Dave Utterback enjoys fine-tuning a baseball field to make it as pristine as possible for the players who will use it as their competitive platform.

During the summer, he works on Ron St. Pierre’s grounds crew at Mansfield Stadium in Bangor, helping to keep that facility ready for more than 100 games leading up to the Senior League World Series.

But rare is the time Utterback can work on a diamond in eastern Maine during the winter — except this year when the Old Town High School baseball coach and assistant Dana Leland were busy edging the infield grass on the Coyotes’ home field Wednesday.

“We’re about a month ahead of schedule,” said Utterback, who had first stepped onto the Old Town field more than a week earlier.

But with the official start of spring still a day away, Utterback is not alone. While Greater Bangor fields lack the color of midseason, many already look playable.

The snow is gone, and most of the frost has been lifted out of the ground by temperatures that suggest late April more than mid-March. Give credit not to global warming but to Mother Nature, who for once nestled this area between centers of more typical winter weather.

Storms from Canada pulled up in the ski areas. Storms charging up the Eastern Seaboard were blocked by high-pressure systems in the Maritimes, leaving Boston, New York and Washington to absorb the blizzards that are our norm.

Maine’s high school baseball and softball seasons begin Monday, with eight pitchers and two catchers on each team allowed a week of conditioning practices.
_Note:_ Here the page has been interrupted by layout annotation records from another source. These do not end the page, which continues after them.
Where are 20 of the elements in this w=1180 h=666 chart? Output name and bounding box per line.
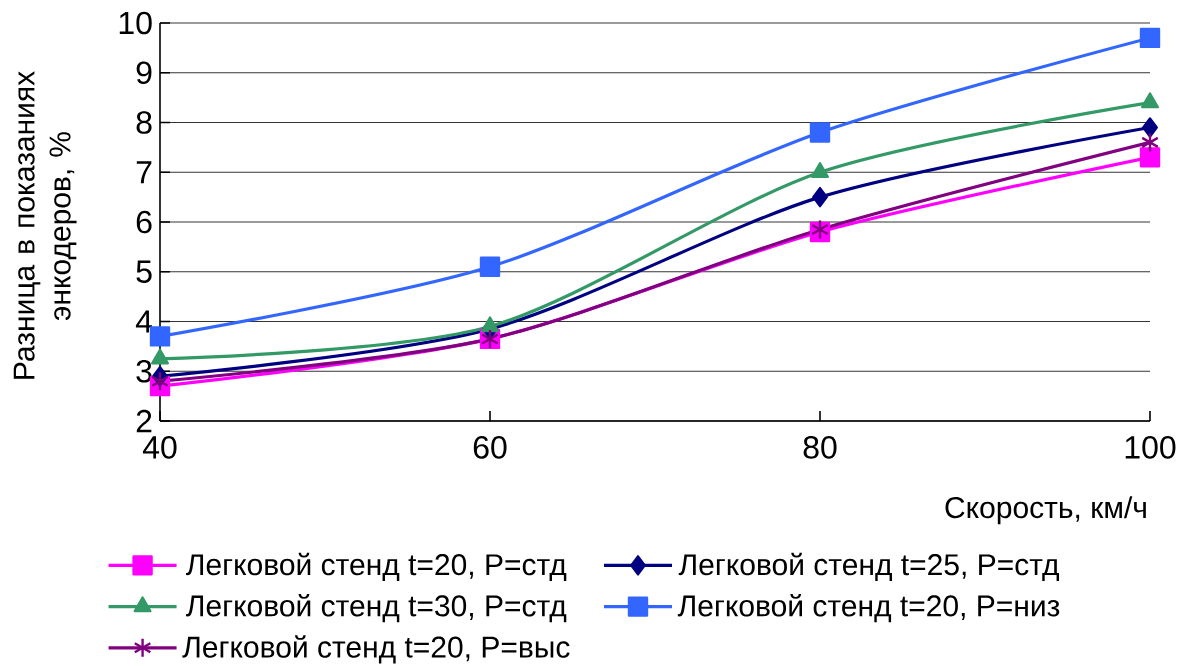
y-tick-label: 4 <box>135 310 153 333</box>
y-axis-title: Разница в показаниях энкодеров, % <box>13 71 77 379</box>
x-tick-label: 80 <box>803 436 837 459</box>
legend-label: Легковой стенд t=30, P=стд <box>186 593 567 623</box>
legend-label: Легковой стенд t=25, P=стд <box>678 552 1059 581</box>
legend-label: Легковой стенд t=20, P=выс <box>182 635 570 664</box>
x-tick-label: 40 <box>142 436 177 459</box>
y-tick-label: 2 <box>136 409 152 433</box>
legend-label: Легковой стенд t=20, P=низ <box>677 593 1060 623</box>
y-tick-label: 6 <box>136 210 152 234</box>
y-tick-label: 5 <box>136 260 152 283</box>
y-tick-label: 7 <box>136 161 152 184</box>
x-tick-label: 60 <box>473 436 507 459</box>
y-tick-label: 3 <box>136 359 152 383</box>
y-tick-label: 8 <box>136 111 152 134</box>
x-tick-label: 100 <box>1125 436 1176 459</box>
x-axis-title: Скорость, км/ч <box>945 496 1146 525</box>
y-tick-label: 10 <box>119 11 152 35</box>
legend-label: Легковой стенд t=20, P=стд <box>186 552 567 581</box>
y-tick-label: 9 <box>136 61 152 85</box>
That’s followed March 29 by the start of full- team workouts.

How schools capitalize on the increased availability of their home fields will depend on coaches and their established preseason systems that rely heavily on indoor practices.

Bangor coach Jeff Fahey benefits from the best of both worlds, a gymnasium much larger than most that can easily accommodate indoor practices, as well as a home field at Mansfield Stadium that upon a drive-by perusal Wednesday looked playable.
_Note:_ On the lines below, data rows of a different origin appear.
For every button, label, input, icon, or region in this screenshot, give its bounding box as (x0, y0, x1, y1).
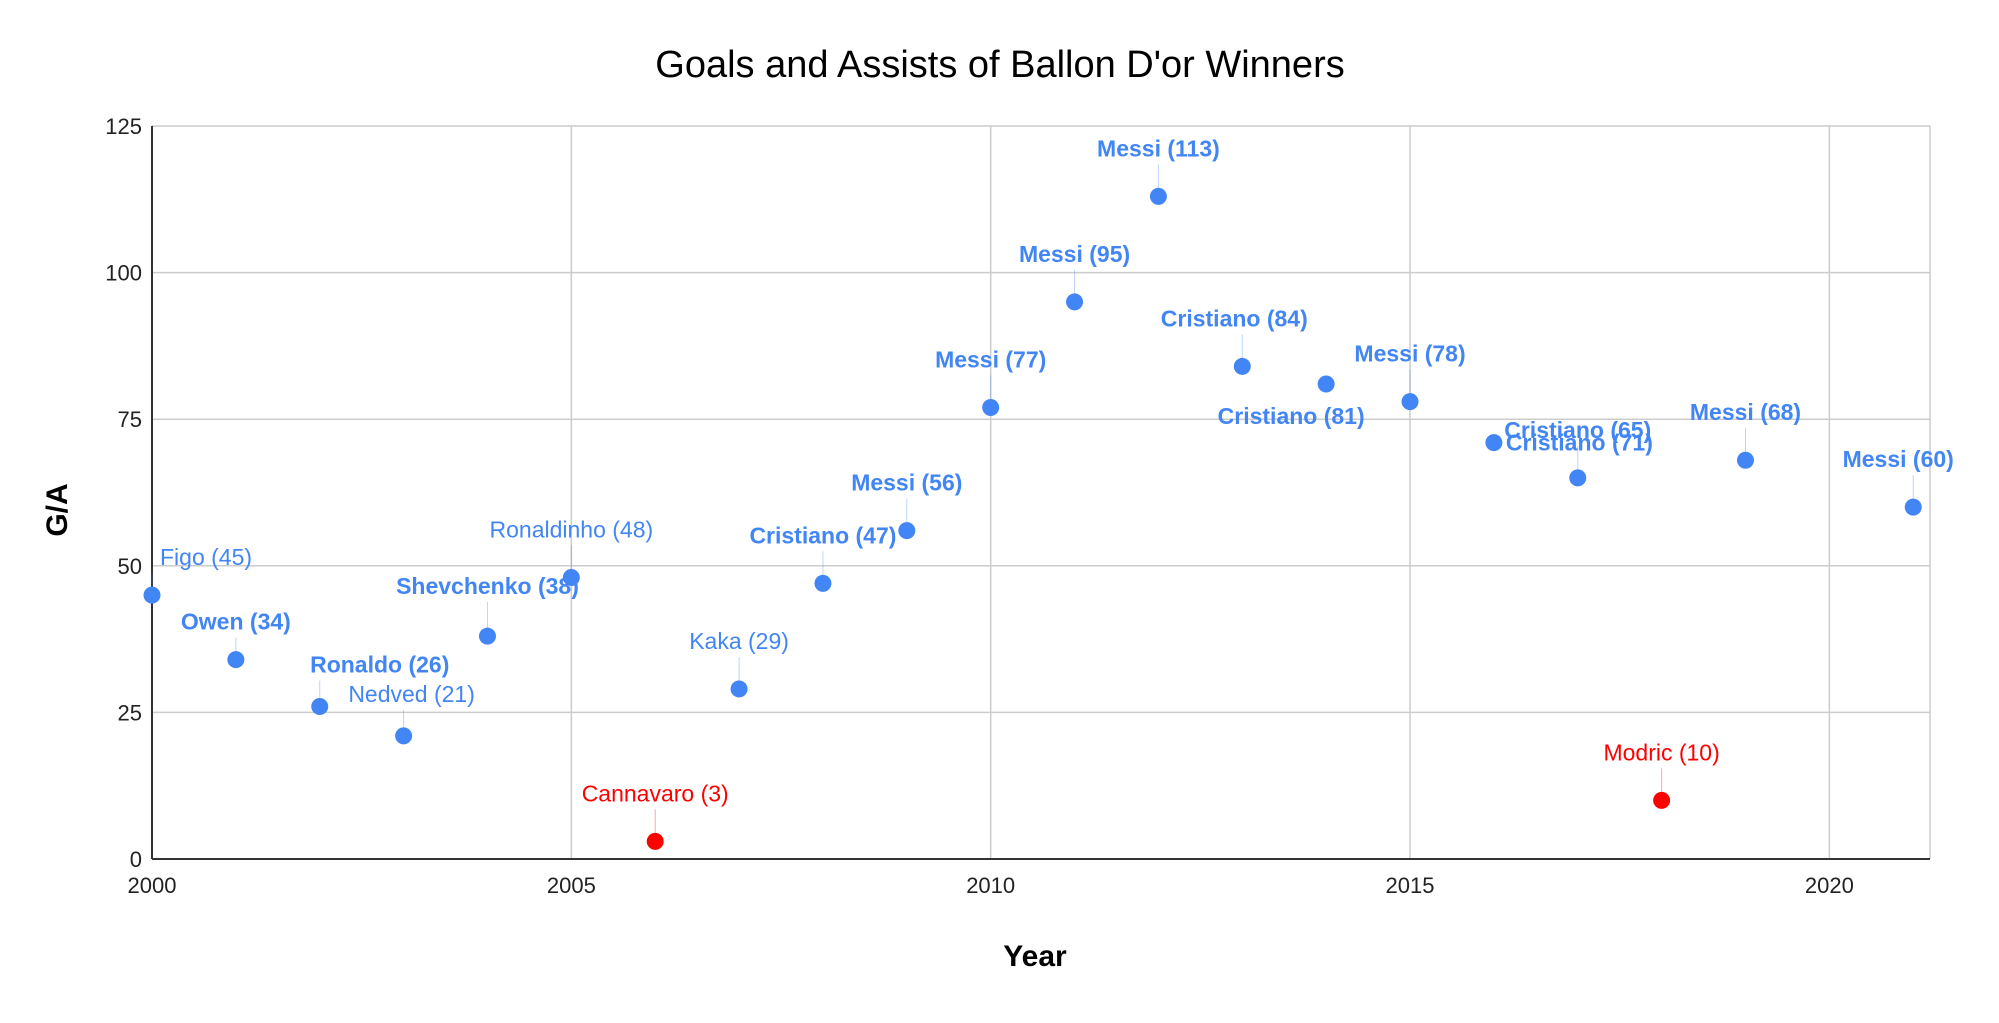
data-point (227, 651, 245, 669)
data-point (1149, 187, 1167, 205)
data-label: Cristiano (81) (1218, 403, 1365, 429)
data-point (1066, 293, 1084, 311)
data-label: Cannavaro (3) (582, 780, 729, 806)
data-label: Shevchenko (38) (396, 573, 579, 599)
data-point (730, 680, 748, 698)
data-point (1485, 434, 1503, 452)
data-point (898, 522, 916, 540)
data-point (1317, 375, 1335, 393)
data-label: Ronaldo (26) (310, 652, 449, 678)
data-point (1569, 469, 1587, 487)
x-axis-title: Year (1003, 940, 1067, 973)
y-tick-label: 75 (118, 407, 142, 432)
data-label: Nedved (21) (348, 681, 475, 707)
x-tick-label: 2020 (1805, 873, 1854, 898)
data-label: Messi (78) (1354, 341, 1465, 367)
axes: 0 25 50 75 100 125 2000 2005 2010 2015 2020 (105, 114, 1930, 898)
data-point (1904, 498, 1922, 516)
data-label: Cristiano (47) (749, 522, 896, 548)
data-point (646, 832, 664, 850)
data-label: Cristiano (71) (1506, 430, 1653, 456)
y-tick-label: 125 (105, 114, 142, 139)
data-point (478, 627, 496, 645)
y-tick-label: 100 (105, 261, 142, 286)
data-point (982, 398, 1000, 416)
data-label: Messi (60) (1843, 446, 1954, 472)
data-point (1653, 791, 1671, 809)
data-label: Figo (45) (160, 544, 252, 570)
data-label: Kaka (29) (689, 628, 789, 654)
data-point (562, 569, 580, 587)
data-points (143, 187, 1922, 850)
y-tick-label: 25 (118, 700, 142, 725)
data-labels: Figo (45) Owen (34) Ronaldo (26) Nedved (21… (151, 135, 1954, 834)
data-label: Messi (77) (935, 346, 1046, 372)
data-point (814, 574, 832, 592)
data-label: Messi (56) (851, 470, 962, 496)
y-tick-label: 50 (118, 554, 142, 579)
data-label: Messi (95) (1019, 241, 1130, 267)
data-label: Modric (10) (1603, 739, 1719, 765)
data-label: Cristiano (84) (1161, 305, 1308, 331)
x-tick-label: 2015 (1386, 873, 1435, 898)
chart-title: Goals and Assists of Ballon D'or Winners (655, 44, 1345, 86)
data-label: Owen (34) (181, 609, 291, 635)
y-tick-label: 0 (130, 847, 142, 872)
data-point (1233, 357, 1251, 375)
data-point (395, 727, 413, 745)
data-label: Messi (113) (1097, 135, 1220, 161)
data-point (311, 698, 329, 716)
data-point (143, 586, 161, 604)
x-tick-label: 2005 (547, 873, 596, 898)
data-point (1736, 451, 1754, 469)
data-label: Ronaldinho (48) (490, 517, 654, 543)
data-label: Messi (68) (1690, 399, 1801, 425)
x-tick-label: 2000 (128, 873, 177, 898)
data-label: Cristiano (65) (1504, 417, 1651, 443)
data-point (1401, 393, 1419, 411)
x-tick-label: 2010 (966, 873, 1015, 898)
“We’re used to being inside at this time of year,” said Fahey, “and we’re probably able to teach more of what we want to get across at the start in the gym.”
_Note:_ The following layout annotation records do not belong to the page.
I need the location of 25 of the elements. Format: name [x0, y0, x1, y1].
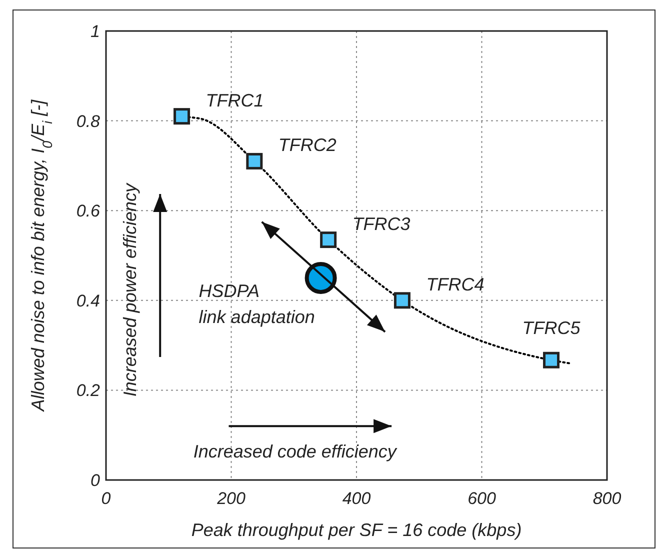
x-tick-label: 200 [216, 489, 246, 508]
annotation: Increased code efficiency [193, 442, 398, 462]
annotation: TFRC3 [352, 214, 410, 234]
y-tick-label: 0.4 [76, 291, 100, 310]
x-tick-label: 800 [592, 489, 622, 508]
annotation: HSDPA link adaptation [198, 280, 315, 327]
y-tick-label: 1 [90, 22, 100, 41]
y-tick-label: 0.2 [76, 381, 101, 400]
annotation: TFRC4 [426, 274, 484, 294]
annotation: TFRC2 [278, 135, 336, 156]
annotation: TFRC5 [522, 318, 582, 338]
annotation: Increased power efficiency [120, 182, 140, 397]
x-tick-label: 400 [342, 489, 372, 508]
point [320, 232, 337, 248]
point [394, 292, 410, 309]
x-axis-title: Peak throughput per SF = 16 code (kbps) [191, 520, 522, 540]
point [174, 108, 190, 125]
point [543, 352, 560, 368]
x-tick-label: 600 [468, 489, 496, 508]
point [246, 152, 263, 170]
y-tick-label: 0 [90, 471, 101, 490]
annotation: TFRC1 [206, 90, 264, 110]
y-tick-label: 0.6 [76, 202, 101, 221]
point [304, 262, 337, 294]
y-tick-label: 0.8 [76, 112, 101, 131]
Still, Fahey admits it’s nice to have options, and the opportunity for long-toss drills or fielding fly balls outside may entice Bangor or other area teams to an early exodus from the gyms.

But travel farther north, and such options remain fantasy. A drive through Greenville on Thursday revealed a snow-covered field, and while patches of infield brownery have been spotted elsewhere, they are accompanied by a reality check drawn from experience.

Southern Aroostook of Dyer Brook coach Murray Putnam can see some bare ground on the field named in his honor, but enough snow remains for him to stay focused on an indoor practice schedule that already has served him well for 41 years.

“In the time I’ve been doing this, it really hasn’t varied by more than two or three days each year when we’ve been able to get outside,” Putnam said.

So the Warriors likely will begin practicing on their home field the week of April 19-25, which over the years has worked out quite well for one of the perennial contenders in Eastern Maine Class D.

As for the rest of us, things look good today — but who knows what April showers will bring?